Re: Since '2001-09-09 01:46:40'::timestamp microseconds are lost when extracting epoch - Mailing list pgsql-hackers

From Tom Lane
Subject Re: Since '2001-09-09 01:46:40'::timestamp microseconds are lost when extracting epoch
Date
Msg-id 4158031.1616184417@sss.pgh.pa.us
Whole thread Raw
In response to Re: Since '2001-09-09 01:46:40'::timestamp microseconds are lost when extracting epoch  (Peter Eisentraut <peter.eisentraut@2ndquadrant.com>)
Responses Re: Since '2001-09-09 01:46:40'::timestamp microseconds are lost when extracting epoch  (Peter Eisentraut <peter.eisentraut@2ndquadrant.com>)
Re: Since '2001-09-09 01:46:40'::timestamp microseconds are lost when extracting epoch  (Peter Eisentraut <peter.eisentraut@2ndquadrant.com>)
List pgsql-hackers
Peter Eisentraut <peter.eisentraut@2ndquadrant.com> writes:
> Well, I had an idea that I put to work.  In most of these cases where we 
> need division, we divide an integer by a power of 10.  That can be done 
> with numeric very quickly by just shifting the weight and scale around. 
> So I wrote a function that does that specifically (look for 
> int64_div_fast_to_numeric()).  With that, the slow cases I mentioned now 
> have the same performance as the other cases that didn't have any 
> numeric division.  You just get the overhead for constructing and 
> passing around a numeric instead of a double, which can't be avoided.

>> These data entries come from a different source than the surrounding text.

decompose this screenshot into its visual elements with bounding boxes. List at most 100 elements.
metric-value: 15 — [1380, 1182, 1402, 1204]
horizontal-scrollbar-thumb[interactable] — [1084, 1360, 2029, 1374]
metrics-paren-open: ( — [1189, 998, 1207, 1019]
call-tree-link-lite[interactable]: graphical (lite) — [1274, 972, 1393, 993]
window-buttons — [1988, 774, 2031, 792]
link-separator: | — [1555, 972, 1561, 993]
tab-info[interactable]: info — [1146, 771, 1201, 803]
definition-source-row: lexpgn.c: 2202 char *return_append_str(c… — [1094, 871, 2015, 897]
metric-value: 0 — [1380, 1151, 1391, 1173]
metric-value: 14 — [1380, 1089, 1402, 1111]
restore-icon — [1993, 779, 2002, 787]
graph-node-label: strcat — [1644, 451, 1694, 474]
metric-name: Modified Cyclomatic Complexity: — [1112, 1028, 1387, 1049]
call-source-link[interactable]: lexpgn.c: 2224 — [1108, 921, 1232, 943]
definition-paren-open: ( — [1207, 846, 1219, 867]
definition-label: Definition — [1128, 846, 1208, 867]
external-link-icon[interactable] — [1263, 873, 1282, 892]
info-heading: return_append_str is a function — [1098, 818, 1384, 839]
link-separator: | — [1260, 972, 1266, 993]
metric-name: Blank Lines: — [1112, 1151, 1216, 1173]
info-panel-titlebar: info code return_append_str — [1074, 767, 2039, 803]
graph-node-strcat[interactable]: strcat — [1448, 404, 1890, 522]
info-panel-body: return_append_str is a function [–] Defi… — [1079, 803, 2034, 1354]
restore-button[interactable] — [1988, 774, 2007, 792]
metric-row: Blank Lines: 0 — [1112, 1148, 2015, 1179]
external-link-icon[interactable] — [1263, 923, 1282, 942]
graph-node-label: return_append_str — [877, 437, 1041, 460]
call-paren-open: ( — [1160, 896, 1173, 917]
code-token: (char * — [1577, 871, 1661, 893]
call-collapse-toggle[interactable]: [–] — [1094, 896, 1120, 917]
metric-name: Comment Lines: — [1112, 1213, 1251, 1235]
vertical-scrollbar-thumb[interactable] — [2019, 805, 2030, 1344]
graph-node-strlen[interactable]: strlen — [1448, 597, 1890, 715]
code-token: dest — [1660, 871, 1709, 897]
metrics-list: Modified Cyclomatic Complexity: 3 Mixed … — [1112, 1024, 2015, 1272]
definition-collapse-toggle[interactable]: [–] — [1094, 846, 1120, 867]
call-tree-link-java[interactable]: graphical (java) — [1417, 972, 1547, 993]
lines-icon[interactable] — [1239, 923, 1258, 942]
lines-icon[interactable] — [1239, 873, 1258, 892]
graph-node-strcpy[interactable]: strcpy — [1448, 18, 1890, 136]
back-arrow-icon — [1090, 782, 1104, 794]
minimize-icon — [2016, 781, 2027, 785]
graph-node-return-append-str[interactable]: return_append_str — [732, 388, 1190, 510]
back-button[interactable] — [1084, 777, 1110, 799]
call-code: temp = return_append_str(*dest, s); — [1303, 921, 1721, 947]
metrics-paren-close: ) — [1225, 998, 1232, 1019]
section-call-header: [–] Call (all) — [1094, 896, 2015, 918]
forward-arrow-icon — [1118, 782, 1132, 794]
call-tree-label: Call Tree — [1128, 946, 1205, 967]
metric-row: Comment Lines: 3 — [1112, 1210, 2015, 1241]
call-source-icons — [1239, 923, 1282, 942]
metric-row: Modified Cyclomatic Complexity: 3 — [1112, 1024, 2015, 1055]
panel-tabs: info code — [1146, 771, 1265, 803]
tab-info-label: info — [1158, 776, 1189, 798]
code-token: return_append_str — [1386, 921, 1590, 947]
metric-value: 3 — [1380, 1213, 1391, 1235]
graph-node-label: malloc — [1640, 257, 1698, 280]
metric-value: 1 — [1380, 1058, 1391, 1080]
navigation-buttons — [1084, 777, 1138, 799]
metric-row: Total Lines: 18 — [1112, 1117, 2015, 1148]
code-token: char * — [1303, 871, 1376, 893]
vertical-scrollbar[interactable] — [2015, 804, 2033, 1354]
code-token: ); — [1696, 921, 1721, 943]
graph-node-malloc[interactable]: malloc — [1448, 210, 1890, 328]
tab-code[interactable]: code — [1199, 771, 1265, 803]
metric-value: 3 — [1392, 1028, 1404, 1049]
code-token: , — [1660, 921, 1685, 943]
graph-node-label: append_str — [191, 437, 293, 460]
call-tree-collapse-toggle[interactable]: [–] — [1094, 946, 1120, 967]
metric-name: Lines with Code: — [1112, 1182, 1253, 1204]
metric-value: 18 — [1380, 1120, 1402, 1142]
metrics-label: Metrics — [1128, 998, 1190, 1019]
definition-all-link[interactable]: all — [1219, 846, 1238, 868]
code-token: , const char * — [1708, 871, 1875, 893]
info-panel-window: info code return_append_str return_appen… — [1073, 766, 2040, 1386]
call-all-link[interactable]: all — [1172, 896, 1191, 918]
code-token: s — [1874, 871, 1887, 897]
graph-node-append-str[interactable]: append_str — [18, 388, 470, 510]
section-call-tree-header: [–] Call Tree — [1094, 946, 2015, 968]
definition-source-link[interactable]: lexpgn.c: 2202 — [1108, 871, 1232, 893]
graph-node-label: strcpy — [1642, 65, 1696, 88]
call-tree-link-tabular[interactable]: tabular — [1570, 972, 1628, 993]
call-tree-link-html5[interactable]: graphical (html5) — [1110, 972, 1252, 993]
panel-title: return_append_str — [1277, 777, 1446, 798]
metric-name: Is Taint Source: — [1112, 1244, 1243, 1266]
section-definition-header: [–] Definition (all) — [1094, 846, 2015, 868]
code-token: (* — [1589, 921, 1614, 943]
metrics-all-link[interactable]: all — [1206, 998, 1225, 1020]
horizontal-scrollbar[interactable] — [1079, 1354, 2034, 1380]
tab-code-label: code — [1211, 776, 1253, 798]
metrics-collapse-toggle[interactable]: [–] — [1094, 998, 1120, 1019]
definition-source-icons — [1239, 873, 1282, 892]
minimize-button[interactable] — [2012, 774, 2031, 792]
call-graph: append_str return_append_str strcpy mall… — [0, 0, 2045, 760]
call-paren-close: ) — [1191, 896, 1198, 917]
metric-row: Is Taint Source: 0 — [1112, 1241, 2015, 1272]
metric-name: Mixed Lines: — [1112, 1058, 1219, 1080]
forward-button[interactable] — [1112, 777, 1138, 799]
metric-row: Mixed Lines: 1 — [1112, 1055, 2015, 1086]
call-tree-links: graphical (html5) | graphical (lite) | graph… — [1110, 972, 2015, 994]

Yeah, I was wondering if we could do something like that, but I hadn't
got as far as figuring a way to deal with divisors not a multiple of
NBASE.

Looking at the proposed code, I wonder if it wouldn't be better to
define the function as taking the base-10-log of the divisor, so that
you'd have the number of digits to shift (and the dscale) immediately
instead of needing repeated integer divisions to get that.  Also, the
risk of intermediate overflow here seems annoying:

+        if (unlikely(pg_mul_s64_overflow(val1, NBASE/x, &val1)))
+            elog(ERROR, "overflow");

Maybe that's unreachable for the ranges of inputs the current patch could
create, but it seems like it makes the function distinctly less
general-purpose than one would think from its comment.  Maybe, if that
overflows, we could handle the failure by making that adjustment after
we've converted to numeric?

> So here is an intermediate patch that does this.  I haven't gotten rid 
> of all numeric_div_opt_error() calls yet, but if this seems acceptable, 
> I can work on the remaining ones.

I guess the immediate question is how much of a performance gap there
is now between the float and numeric implementations.